Secretary of State Antony Blinken boards a plane at Joint Base Andrews in Camp Springs, Md., en route to the Middle East, Oct. 21, 2024. Photo by Chuck Kennedy/U.S. State Department.
Secretary of State Antony Blinken boards a plane at Joint Base Andrews in Camp Springs, Md., en route to the Middle East, Oct. 21, 2024. Photo by Chuck Kennedy/U.S. State Department.

On the one-year anniversary of the Hamas terrorist attacks in Israel on Oct. 7, 2023, Jake Sullivan, the U.S. national security advisor, told attendees at the Israeli embassy in Washington that he traveled with U.S. President Joe Biden to Israel 11 days later, on Oct. 18, part of a contingent with “the first president to visit Israel in a time of war.”
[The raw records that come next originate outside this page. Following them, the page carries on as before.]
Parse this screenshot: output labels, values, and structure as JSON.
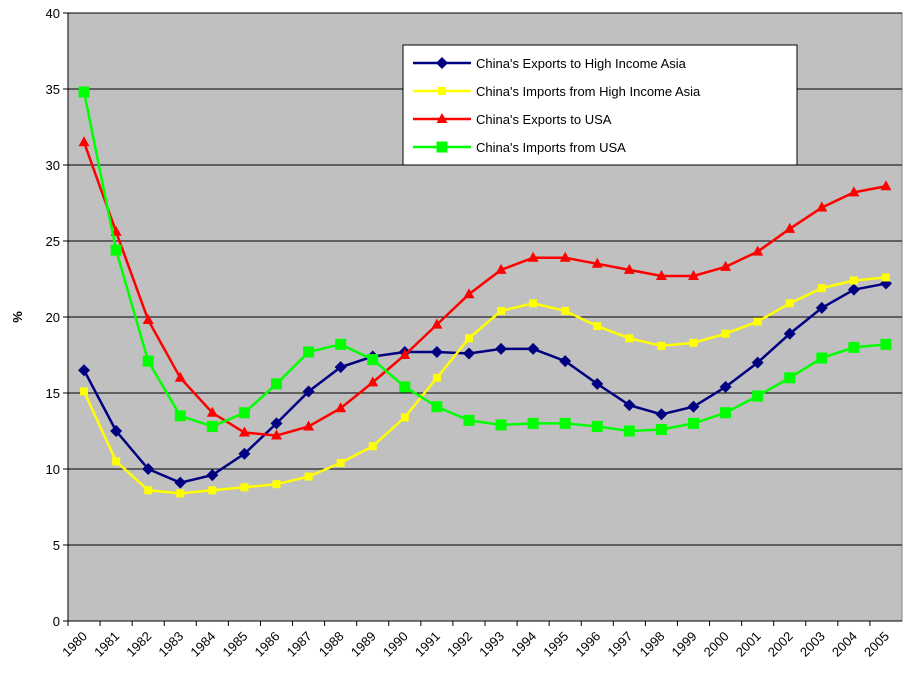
{
  "chart_data": {
    "type": "line",
    "y_label": "%",
    "categories": [
      "1980",
      "1981",
      "1982",
      "1983",
      "1984",
      "1985",
      "1986",
      "1987",
      "1988",
      "1989",
      "1990",
      "1991",
      "1992",
      "1993",
      "1994",
      "1995",
      "1996",
      "1997",
      "1998",
      "1999",
      "2000",
      "2001",
      "2002",
      "2003",
      "2004",
      "2005"
    ],
    "ylim": [
      0,
      40
    ],
    "yticks": [
      0,
      5,
      10,
      15,
      20,
      25,
      30,
      35,
      40
    ],
    "grid": true,
    "series": [
      {
        "name": "China's Exports to High Income Asia",
        "color": "#000080",
        "marker": "diamond",
        "values": [
          16.5,
          12.5,
          10.0,
          9.1,
          9.6,
          11.0,
          13.0,
          15.1,
          16.7,
          17.4,
          17.7,
          17.7,
          17.6,
          17.9,
          17.9,
          17.1,
          15.6,
          14.2,
          13.6,
          14.1,
          15.4,
          17.0,
          18.9,
          20.6,
          21.8,
          22.2
        ]
      },
      {
        "name": "China's Imports from High Income Asia",
        "color": "#ffff00",
        "marker": "square-small",
        "values": [
          15.1,
          10.5,
          8.6,
          8.4,
          8.6,
          8.8,
          9.0,
          9.5,
          10.4,
          11.5,
          13.4,
          16.0,
          18.6,
          20.4,
          20.9,
          20.4,
          19.4,
          18.6,
          18.1,
          18.3,
          18.9,
          19.7,
          20.9,
          21.9,
          22.4,
          22.6
        ]
      },
      {
        "name": "China's Exports to USA",
        "color": "#ff0000",
        "marker": "triangle",
        "values": [
          31.5,
          25.6,
          19.8,
          16.0,
          13.7,
          12.4,
          12.2,
          12.8,
          14.0,
          15.7,
          17.5,
          19.5,
          21.5,
          23.1,
          23.9,
          23.9,
          23.5,
          23.1,
          22.7,
          22.7,
          23.3,
          24.3,
          25.8,
          27.2,
          28.2,
          28.6
        ]
      },
      {
        "name": "China's Imports from USA",
        "color": "#00ff00",
        "marker": "square",
        "values": [
          34.8,
          24.4,
          17.1,
          13.5,
          12.8,
          13.7,
          15.6,
          17.7,
          18.2,
          17.2,
          15.4,
          14.1,
          13.2,
          12.9,
          13.0,
          13.0,
          12.8,
          12.5,
          12.6,
          13.0,
          13.7,
          14.8,
          16.0,
          17.3,
          18.0,
          18.2
        ]
      }
    ]
  }
}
On Oct. 20, 2023, two days after that visit, White House press secretary Karine Jean-Pierre told reporters at a press briefing that “this is the first president ever that’s been able to go to an active warzone without our military, you know, controlling what’s happening on the ground.”

In an interview published by The New York Times on Saturday, U.S. Secretary of State Antony Blinken revealed that the White House threatened Israel that it would cancel that trip of Biden’s if the Jewish state didn’t agree to U.S. demands.

“The very first trip that I made to Israel five days after Oct. 7, I spent with my team nine hours in the IDF’s headquarters in Tel Aviv, six stories underground with the Israeli government, including the prime minister, including arguing for hours on end about the basic proposition that the humanitarian assistance needed to get to Palestinians in Gaza,” Blinken told the Times.

The argument took place, Blinken told the paper, because Israelis were “totally traumatized.”

“This wasn’t just the prime minister or a given leader in Israel. This was an entire society that didn’t want any assistance getting to a single Palestinian in Gaza. I argued that for nine hours,” Blinken said. “President Biden was planning to come to Israel a few days later, and in the course of that argument, when I was getting resistance to the proposition of humanitarian assistance getting in, I told the prime minister, ‘I’m going to call the president and tell him not to come if you don’t allow this assistance to start flowing.'”

Blinken told the Times that he “called the president to make sure that he agreed with that, and he fully did.”

“We got the agreement to begin assistance through Rafah, which we expanded to Kerem Shalom and many other places. We’ve tried all along to look out for the needs of so many people who’ve been caught in this horrific crossfire,” he told the Times. “And we have a traumatized Palestinian population.”

Blinken said that aid in Gaza has been “grossly insufficient.” He and other senior U.S. officials have said in the past that Hamas seizes aid that enters Gaza, although that didn’t come up in the Times interview.

Blinken told the paper that Hamas isn’t receiving sufficient blame.

“Why there hasn’t been a unanimous chorus around the world for Hamas to put down its weapons, to give up the hostages, to surrender—I don’t know what the answer is to that,” he said. “Israel, on various occasions has offered safe passage to Hamas’s leadership and fighters out of Gaza. Where is the world? Where is the world, saying, Yeah, do that! End this! Stop the suffering of people that you brought on!”

He then hedged again. “That doesn’t absolve Israel of its actions in conducting the war,” he said. “But I do have to question how it is that we haven’t seen a greater sustained condemnation and pressure on Hamas to stop what it started and to end the suffering of people that it initiated.”